The bar siege is about scary things from reality – tribalism, competition for resources, the consequences of a preemptive strike – and it’s done well. Of course the attackers are just regular people, but they’re presented as Other; we never see their faces, just shadows and gunshots. It’s tense and fast, and as soon as the human threat passes, the dead appear en masse. One of the attackers remains, impaled on a fence, and he’s just a scared kid. We’re all people, and there’s always a bigger threat to unite against, so I guess the zombies are a metaphor for climate change or something.
Anyway, that was pretty good, but let’s address the rest. Farm-person is still in one of those comas where she keeps her eyes open. Maggie gets a generic monologue that could have been written for any character in almost all of fiction, for the bit of the script that had [insert backstory here]. It’s worrying when The Walking Dead tries to add depth to a character, it puts them on the watchlist for impending death.
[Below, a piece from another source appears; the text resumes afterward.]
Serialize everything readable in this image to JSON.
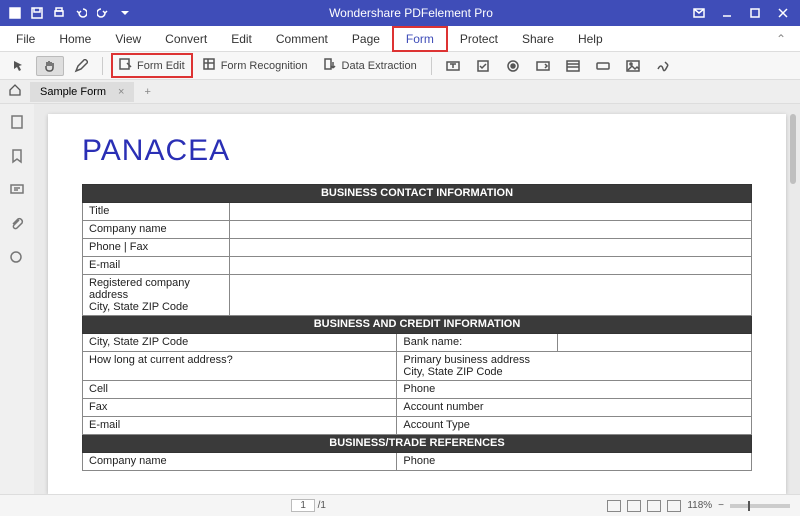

The end of the episode got weird. Lori, in the space of a day, went from the woman who drove her car directly into the only ambulatory creature in a square kilometre, to Niccolò freaking Machiavelli. She has decided that Shane is dangerous, because he killed zombies, shouts at people, and is in love with her. She worms her way into Rick’s brain, telling him that Shane murdered Otis (which, lest we forget, Dale derived from tarot cards under the full moon), and reminding him that he just killed ostensibly innocent people, hint hint.
The episode ends on a slow zoom on Rick’s face, as we see a small monkey turning cogs inside his head until a realisation flickers in him, and in the audience. “She wants him to kill Shane? That’s a bit nuts”.